D’après l’état civil, Christophe Bouvier se nommerait réellement ainsi et non Bouba, comme tout le monde l’appelle, rapport à son physique d’ours-vigneron. Il serait né le 24 mai 1977 (au siècle dernier) à Dijon. C’est jeune, 36 ans pour un vigneron, c’est le début de la maîtrise, le commencement de la supériorité de l’expression sur la technique, un genre de virtuosité qui permet de travailler l’interprétation. Il incarne la septième génération de vignerons chez les Bouvier. Il a fait ce qu’il fallait pour être digne de ses ancêtres : après un BTA de viticulture-œnologie et un BTS technico-commercial en vins et spiritueux, le voici embauché dans le domaine paternel, et malgré sa discrétion, sa timidité, il fait parler de lui très vite et reçoit pour le millésime 2000 le trophée Jeune Talent de la Côte de Nuits (il est en quelque sorte le champion de la Côte). Cette première distinction le fait remarquer jusqu’à l’étranger, et le voici enrôlé par les Américains en 2004 à la Sainte-Michele Wine Estate, un modeste domaine de l’état de Washington de 5 900 ha qui l’emploie pour qu’il donne libre cours à son imagination. S’ensuivent, après son retour, quelques années de cours du soir sur les effets des spiritueux (comment pensez-vous que nous nous soyons rencontrés ?), puis notre vigneron décide de prendre en main son destin, de quitter le confort du domaine familial pour vivre sa vie, faire sa traversée du désert,
son Charles de Foucault, suivre son chemin de Damas et marcher seul, pieds nus dans le sable surchauffé du désert, afin de vérifier la consistance de ses convictions qui se résument en deux points principaux : le respect du terroir par une viticulture la plus raisonnée possible, et la recherche de la pureté de l’expression de ce terroir par une vinification qui souligne et met en valeur la nature.

En 2009, c’est décidé, il s’installe, modestement, petitement, discrètement, exploitant à peine cinq hectares, seul, sans salarié, sans grandes appellations à sa carte - on trouve des Bourgognes rouges et blancs, des Marsannay et des Fixin - avec pour seuls bagages sa volonté de bien faire, Marie, une femme soutenante (j’ai pas dit souteneuse !) et quelques copains présents pour faire les vendanges et un joli repas commun après.
Depuis 2009, tous ceux qui suivent un peu ce qui se passe dans les vignes le savent, les conditions ont été particulièrement difficiles (grêles, récoltes historiquement faibles…), mais Bouba persiste, fait le dos rond, ne part pas en vacances, en un mot, il bosse, bosse, bosse.
En 2010, il réussit à devenir LE vigneron de la ville de Talant qui a planté 70 ares de chardonnay. Il y produit le Coteau de la Fontaine aux Fées, un bourgogne blanc plein de légèreté, très désaltérant, avec de beaux arômes d’agrumes, pamplemousse, ananas et un vrai terroir, une typicité.

Seulement voilà, Talant est infesté de blaireaux, ces derniers sont connaisseurs et se régalent de raisin, ce qui fait que la dernière vendange de Coteau de la Fontaine aux Fées est historiquement faible, car les bestiaux ont picoré 75 % de la récolte dans la semaine qui a précédé les vendanges !
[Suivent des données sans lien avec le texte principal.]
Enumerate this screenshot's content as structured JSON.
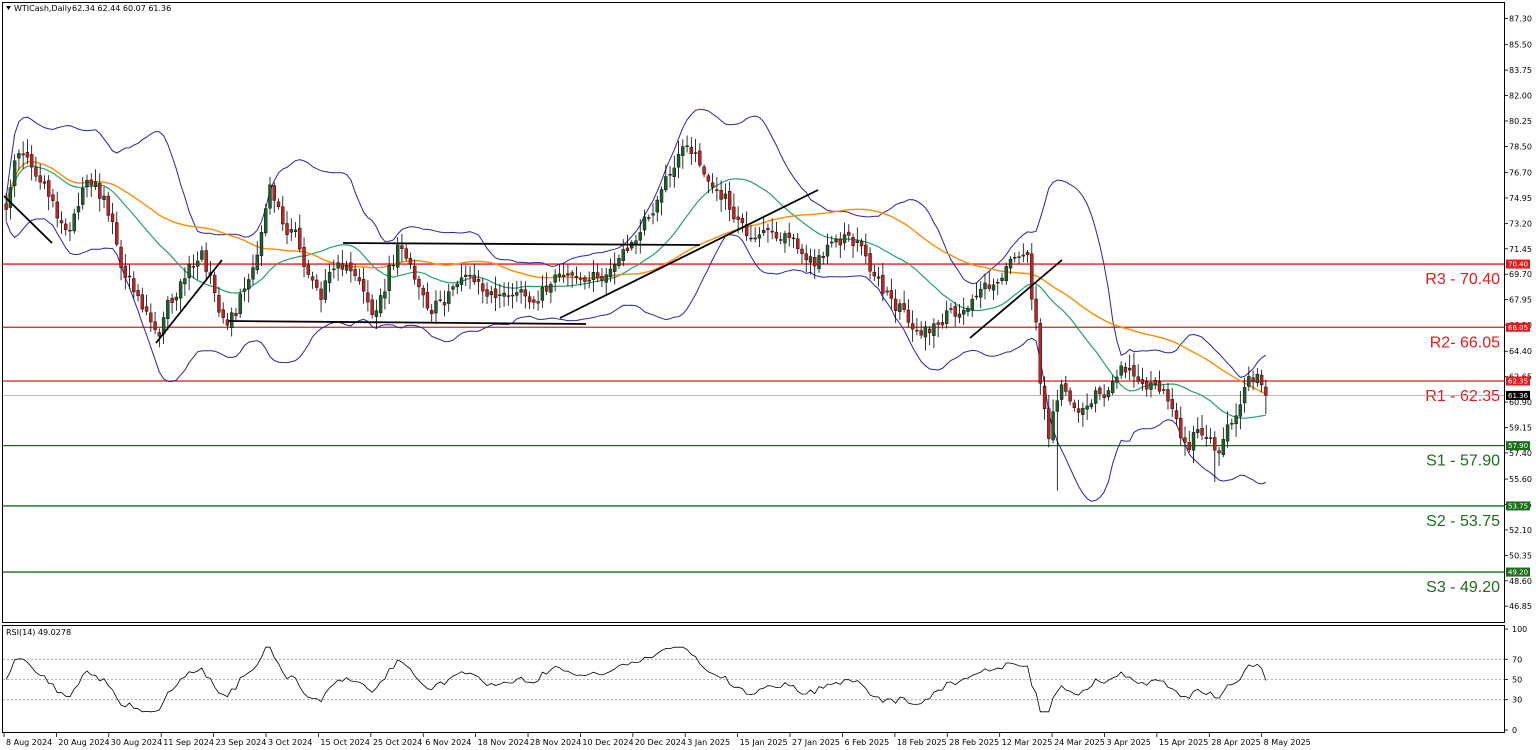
{
  "header": {
    "symbol": "WTICash,Daily",
    "ohlc": "62.34 62.44 60.07 61.36"
  },
  "rsi_header": "RSI(14) 49.0278",
  "colors": {
    "resistance": "#e31a1c",
    "support": "#1b6e1b",
    "bull": "#1f5f2b",
    "bear": "#c0221f",
    "ma_fast": "#21a36b",
    "ma_slow": "#ff8c00",
    "bollinger": "#27279b",
    "trendline": "#000000",
    "rsi": "#000000",
    "current_price_bg": "#000000"
  },
  "levels": [
    {
      "id": "R3",
      "value": 70.4,
      "label": "R3 - 70.40",
      "tag": "70.40",
      "kind": "resistance"
    },
    {
      "id": "R2",
      "value": 66.05,
      "label": "R2- 66.05",
      "tag": "66.05",
      "kind": "resistance"
    },
    {
      "id": "R1",
      "value": 62.35,
      "label": "R1 - 62.35",
      "tag": "62.35",
      "kind": "resistance"
    },
    {
      "id": "S1",
      "value": 57.9,
      "label": "S1 - 57.90",
      "tag": "57.90",
      "kind": "support"
    },
    {
      "id": "S2",
      "value": 53.75,
      "label": "S2 - 53.75",
      "tag": "53.75",
      "kind": "support"
    },
    {
      "id": "S3",
      "value": 49.2,
      "label": "S3 - 49.20",
      "tag": "49.20",
      "kind": "support"
    }
  ],
  "current_price": {
    "value": 61.36,
    "tag": "61.36"
  },
  "chart_data": {
    "type": "candlestick",
    "title": "WTICash,Daily",
    "y_axis_ticks": [
      "87.30",
      "85.50",
      "83.75",
      "82.00",
      "80.25",
      "78.50",
      "76.70",
      "74.95",
      "73.20",
      "71.45",
      "69.70",
      "67.95",
      "66.20",
      "64.40",
      "62.65",
      "60.90",
      "59.15",
      "57.40",
      "55.60",
      "53.85",
      "52.10",
      "50.35",
      "48.60",
      "46.85"
    ],
    "ylim": [
      45.9,
      88.3
    ],
    "x_axis_dates": [
      "8 Aug 2024",
      "20 Aug 2024",
      "30 Aug 2024",
      "11 Sep 2024",
      "23 Sep 2024",
      "3 Oct 2024",
      "15 Oct 2024",
      "25 Oct 2024",
      "6 Nov 2024",
      "18 Nov 2024",
      "28 Nov 2024",
      "10 Dec 2024",
      "20 Dec 2024",
      "3 Jan 2025",
      "15 Jan 2025",
      "27 Jan 2025",
      "6 Feb 2025",
      "18 Feb 2025",
      "28 Feb 2025",
      "12 Mar 2025",
      "24 Mar 2025",
      "3 Apr 2025",
      "15 Apr 2025",
      "28 Apr 2025",
      "8 May 2025"
    ],
    "close_path": [
      [
        0,
        74.6
      ],
      [
        2,
        77.2
      ],
      [
        4,
        78.3
      ],
      [
        6,
        76.8
      ],
      [
        9,
        75.6
      ],
      [
        12,
        73.9
      ],
      [
        14,
        72.4
      ],
      [
        17,
        74.7
      ],
      [
        19,
        76.5
      ],
      [
        21,
        75.9
      ],
      [
        23,
        74.8
      ],
      [
        25,
        72.9
      ],
      [
        27,
        70.5
      ],
      [
        29,
        69.2
      ],
      [
        31,
        67.8
      ],
      [
        34,
        66.4
      ],
      [
        36,
        65.2
      ],
      [
        38,
        67.6
      ],
      [
        40,
        68.4
      ],
      [
        42,
        69.6
      ],
      [
        44,
        70.6
      ],
      [
        46,
        71.1
      ],
      [
        48,
        69.5
      ],
      [
        50,
        67.5
      ],
      [
        52,
        66.6
      ],
      [
        54,
        67.2
      ],
      [
        56,
        68.9
      ],
      [
        58,
        70.2
      ],
      [
        60,
        72.7
      ],
      [
        62,
        75.6
      ],
      [
        64,
        74.1
      ],
      [
        66,
        72.4
      ],
      [
        68,
        73.1
      ],
      [
        70,
        70.2
      ],
      [
        72,
        69.1
      ],
      [
        74,
        68.4
      ],
      [
        76,
        69.4
      ],
      [
        78,
        70.1
      ],
      [
        80,
        70.7
      ],
      [
        82,
        69.8
      ],
      [
        84,
        68.3
      ],
      [
        86,
        66.9
      ],
      [
        88,
        67.8
      ],
      [
        90,
        69.9
      ],
      [
        92,
        71.3
      ],
      [
        94,
        71.2
      ],
      [
        96,
        69.8
      ],
      [
        98,
        68.2
      ],
      [
        100,
        67.3
      ],
      [
        102,
        67.6
      ],
      [
        104,
        68.4
      ],
      [
        106,
        68.9
      ],
      [
        108,
        69.9
      ],
      [
        110,
        69.4
      ],
      [
        112,
        68.6
      ],
      [
        114,
        68.4
      ],
      [
        116,
        68.1
      ],
      [
        118,
        68.5
      ],
      [
        120,
        68.4
      ],
      [
        122,
        68.6
      ],
      [
        124,
        67.8
      ],
      [
        126,
        68.4
      ],
      [
        128,
        69.4
      ],
      [
        130,
        70.1
      ],
      [
        132,
        69.7
      ],
      [
        134,
        69.4
      ],
      [
        136,
        69.2
      ],
      [
        138,
        69.4
      ],
      [
        140,
        69.7
      ],
      [
        142,
        70.1
      ],
      [
        144,
        70.6
      ],
      [
        146,
        71.4
      ],
      [
        148,
        72.2
      ],
      [
        150,
        73.3
      ],
      [
        152,
        74.2
      ],
      [
        154,
        75.6
      ],
      [
        156,
        76.9
      ],
      [
        158,
        77.9
      ],
      [
        160,
        78.8
      ],
      [
        162,
        77.9
      ],
      [
        164,
        76.6
      ],
      [
        166,
        75.9
      ],
      [
        168,
        75.2
      ],
      [
        170,
        74.4
      ],
      [
        172,
        73.4
      ],
      [
        174,
        72.6
      ],
      [
        176,
        72.3
      ],
      [
        178,
        72.9
      ],
      [
        180,
        72.2
      ],
      [
        182,
        71.8
      ],
      [
        184,
        72.6
      ],
      [
        186,
        71.4
      ],
      [
        188,
        70.9
      ],
      [
        190,
        70.7
      ],
      [
        192,
        71.1
      ],
      [
        194,
        71.6
      ],
      [
        196,
        72.0
      ],
      [
        198,
        72.4
      ],
      [
        200,
        71.8
      ],
      [
        202,
        70.7
      ],
      [
        204,
        69.6
      ],
      [
        206,
        68.7
      ],
      [
        208,
        67.8
      ],
      [
        210,
        67.4
      ],
      [
        212,
        66.4
      ],
      [
        214,
        65.6
      ],
      [
        216,
        66.0
      ],
      [
        218,
        66.2
      ],
      [
        220,
        66.6
      ],
      [
        222,
        67.0
      ],
      [
        224,
        67.3
      ],
      [
        226,
        67.5
      ],
      [
        228,
        68.3
      ],
      [
        230,
        68.9
      ],
      [
        232,
        69.2
      ],
      [
        234,
        69.3
      ],
      [
        236,
        70.6
      ],
      [
        238,
        71.0
      ],
      [
        240,
        70.6
      ],
      [
        241,
        68.0
      ],
      [
        242,
        66.0
      ],
      [
        243,
        62.0
      ],
      [
        244,
        60.7
      ],
      [
        245,
        58.3
      ],
      [
        246,
        59.8
      ],
      [
        247,
        60.9
      ],
      [
        248,
        61.9
      ],
      [
        250,
        61.4
      ],
      [
        252,
        60.5
      ],
      [
        254,
        60.7
      ],
      [
        256,
        61.6
      ],
      [
        258,
        61.2
      ],
      [
        260,
        62.7
      ],
      [
        262,
        63.3
      ],
      [
        264,
        62.8
      ],
      [
        266,
        62.2
      ],
      [
        268,
        61.9
      ],
      [
        270,
        62.4
      ],
      [
        272,
        61.6
      ],
      [
        274,
        60.2
      ],
      [
        276,
        58.7
      ],
      [
        278,
        57.9
      ],
      [
        280,
        59.2
      ],
      [
        282,
        58.6
      ],
      [
        284,
        57.9
      ],
      [
        285,
        57.0
      ],
      [
        286,
        58.5
      ],
      [
        288,
        59.7
      ],
      [
        290,
        61.1
      ],
      [
        292,
        62.4
      ],
      [
        294,
        62.4
      ],
      [
        296,
        61.36
      ]
    ],
    "n_bars": 297,
    "overlays": [
      "Bollinger Bands",
      "Moving Average (fast, green)",
      "Moving Average (slow, orange)",
      "Trendlines"
    ],
    "rsi": {
      "name": "RSI(14)",
      "last": 49.0278,
      "levels": [
        30,
        50,
        70
      ],
      "ticks": [
        "100",
        "70",
        "50",
        "30",
        "0"
      ],
      "ylim": [
        0,
        100
      ]
    },
    "grid": false,
    "legend": "none"
  }
}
Notez, militants aveugles de la cause des blaireaux et autres, que le blaireau n’est plus chassé, il pullule et, comme de nombreux animaux, se rapproche des villes ; sachez encore que les vignerons sont aussi victimes des sangliers qui ne sont plus assez chassés non plus et qui occasionnent de gros dommages dans les vignes. Un vigneron qui n’a quasiment pas de vin à vendre à l’issue des vendanges va avoir du mal à se faire une bonne santé financière, laissons-le se débattre avec le climat, gardons-le des blaireaux et autres. Sus mes preux, mort au blaireau ! Haro sur le sanglier !
Je vais pas faire la fiche technique de chacun de ses vins, faut passer le voir : 2-4, rue Neuve à Marsannay-la-Côte (mieux vaut prendre rendez-vous avant au 06 86 46 71 23). Goûter à son Bourgogne, à son marsannay Les Longeroies et au fixin, ça vaut vraiment le voyage et ça change des gevrey ou vosnes-romanée, pas en qualité, mais en prix ! Faut acheter, surtout, tant qu’il en reste. D’autres blaireaux pourraient passer par là.